Chiamami col tuo nome

Regia di Luca Guadagnino

con Timothée Chalamet (Elio Perlman), Armie Hammer (Oliver), Michael Stuhlbarg (signor Perlman), Amira Casar (Annella Perlman), Esther Garrel (Marzia), Victoire Du Bois (Chiara), Vanda Capriolo (Mafalda), Antonio Rimoldi (Anchise).

PAESE: Italia, Francia, USA 2017
GENERE: Sentimentale
DURATA: 132′

1983, da qualche parte nel nord Italia. Il diciassettenne italoamericano Elio vive in una villa di campagna coi genitori. Quando suo padre, professore di archeologia, invita per l’estate lo studente americano Oliver, le certezze di Elio in fatto di amore – e soprattutto di sesso – sembrano crollare…
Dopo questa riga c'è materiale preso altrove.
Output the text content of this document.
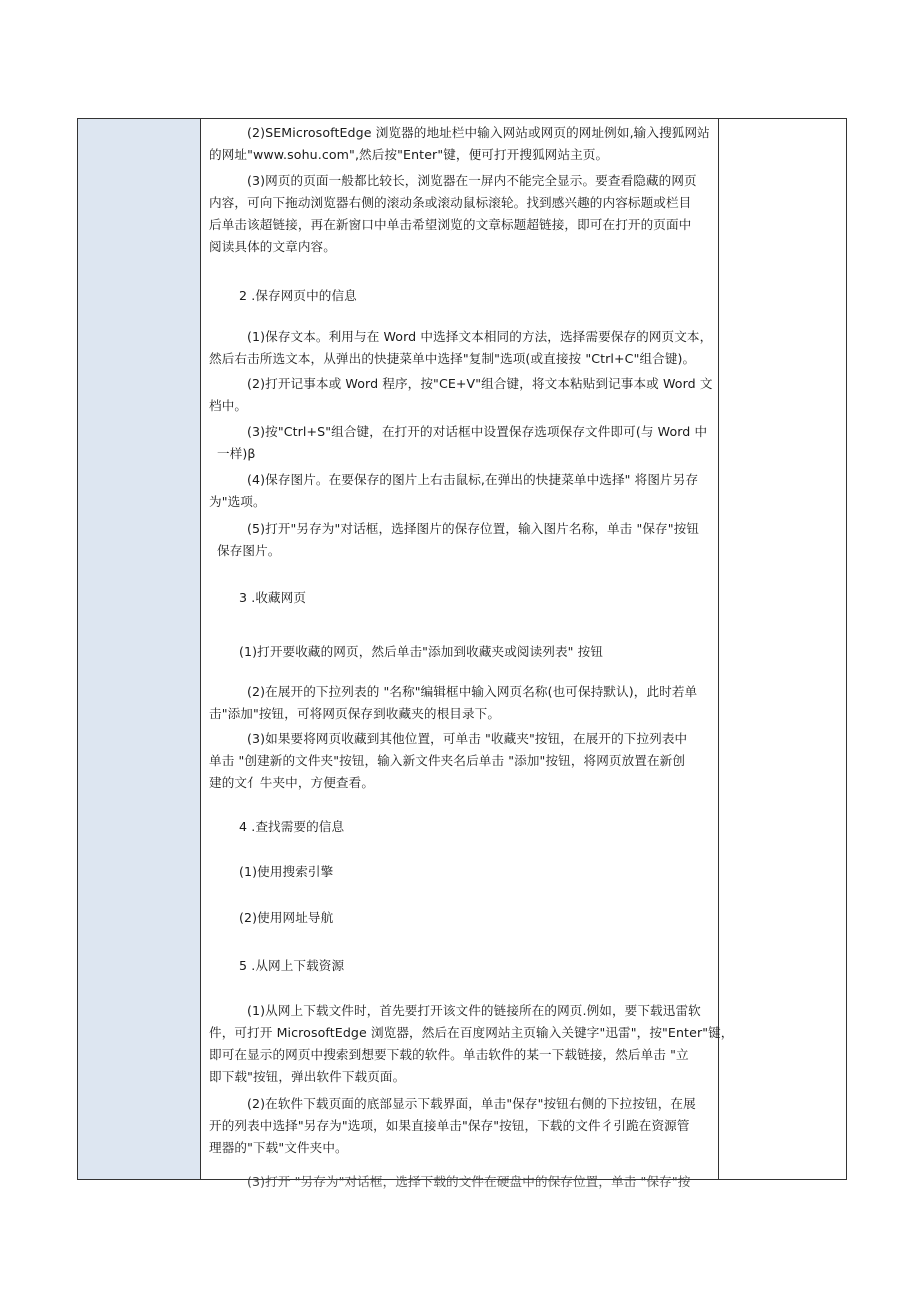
(2)SEMicrosoftEdge 浏览器的地址栏中输入网站或网页的网址例如,输入搜狐网站
的网址"www.sohu.com",然后按"Enter"键，便可打开搜狐网站主页。
(3)网页的页面一般都比较长，浏览器在一屏内不能完全显示。要查看隐藏的网页
内容，可向下拖动浏览器右侧的滚动条或滚动鼠标滚轮。找到感兴趣的内容标题或栏目
后单击该超链接，再在新窗口中单击希望浏览的文章标题超链接，即可在打开的页面中
阅读具体的文章内容。
2 .保存网页中的信息
(1)保存文本。利用与在 Word 中选择文本相同的方法，选择需要保存的网页文本，
然后右击所选文本，从弹出的快捷菜单中选择"复制"选项(或直接按 "Ctrl+C"组合键)。
(2)打开记事本或 Word 程序，按"CE+V"组合键，将文本粘贴到记事本或 Word 文
档中。
(3)按"Ctrl+S"组合键，在打开的对话框中设置保存选项保存文件即可(与 Word 中
一样)β
(4)保存图片。在要保存的图片上右击鼠标,在弹出的快捷菜单中选择" 将图片另存
为"选项。
(5)打开"另存为"对话框，选择图片的保存位置，输入图片名称，单击 "保存"按钮
保存图片。
3 .收藏网页
(1)打开要收藏的网页，然后单击"添加到收藏夹或阅读列表" 按钮
(2)在展开的下拉列表的 "名称"编辑框中输入网页名称(也可保持默认)，此时若单
击"添加"按钮，可将网页保存到收藏夹的根目录下。
(3)如果要将网页收藏到其他位置，可单击 "收藏夹"按钮，在展开的下拉列表中
单击 "创建新的文件夹"按钮，输入新文件夹名后单击 "添加"按钮，将网页放置在新创
建的文亻牛夹中，方便查看。
4 .查找需要的信息
(1)使用搜索引擎
(2)使用网址导航
5 .从网上下载资源
(1)从网上下载文件时，首先要打开该文件的链接所在的网页.例如，要下载迅雷软
件，可打开 MicrosoftEdge 浏览器，然后在百度网站主页输入关键字"迅雷"，按"Enter"键，
即可在显示的网页中搜索到想要下载的软件。单击软件的某一下载链接，然后单击 "立
即下载"按钮，弹出软件下载页面。
(2)在软件下载页面的底部显示下载界面，单击"保存"按钮右侧的下拉按钮，在展
开的列表中选择"另存为"选项，如果直接单击"保存"按钮，下载的文件彳引跪在资源管
理器的"下载"文件夹中。
(3)打开 "另存为"对话框，选择下载的文件在硬盘中的保存位置，单击 "保存"按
Dal romanzo omonimo di André Aciman, adattato da James Ivory che in un primo momento avrebbe anche dovuto dirigerlo. È un film innovativo perché racconta una storia d’amore omosessuale senza porre l’accento sull’omosessualità dei personaggi. L’obiettivo è raccontare quanto il primo, grande innamoramento sia in realtà un viaggio alla scoperta di sé stessi. Non un pamphlet sociologico sull’omosessualità, dunque, quanto un film di formazione delicato e sincero: il racconto della società rispetto all’omosessualità– una carta che si sarebbe potuta giocare facilmente, vista anche l’ambientazione temporale (il 1983 dell’evasione di Licio Gelli e del governo pentapartitico di Craxi) – lascia il posto ad una narrazione intimista che rifiuta le scene madri e avanza per piccole cose. Zero stereotipi (nei personaggi come nelle strutture narrative), zero cessioni modaiole, zero eventi tragici a risolvere il racconto (oramai elemento tipico del melodramma italico). Guadagnino privilegia i silenzi e gli sguardi piuttosto che le parole, e opta per un realismo minimale che non esita a finire nell’onirico, nel simbolico, come dimostrano la straordinaria sequenza in piazza che fa svoltare il film (risolta da Guadagnino con un piano-sequenza che richiama Renoir e Welles, suoi maestri dichiarati) o i continui rimandi all’arte classica (e alla società classica). E che dire di come rende i luoghi veri e propri personaggi con qualcosa da dire? È un qualcosa che il cinema italiano, eccezion fatta per qualche nome (Sorrentino) sembra aver dimenticato. Notevole anche la scelta di girare su pellicola, dando al film un tocco nostalgico che ben riflette la dimensione sospesa e artefatta delle vicende narrate. Straordinario il giovanissimo Chalamet (l’ultima inquadratura è uno struggente poema simbolico e visivo che funziona anche grazie al suo talento) e da pelle d’oca il discorso finale di Stuhlbarg, che racchiude il senso di tutto il film. Colonna sonora impeccabile. Ben quattro candidature all’Oscar, caso raro per un film italiano (di solito candidati nella categoria miglior film straniero): film, attore, sceneggiatura non originale, canzone (Mystery of Love di Sufjan Stevens).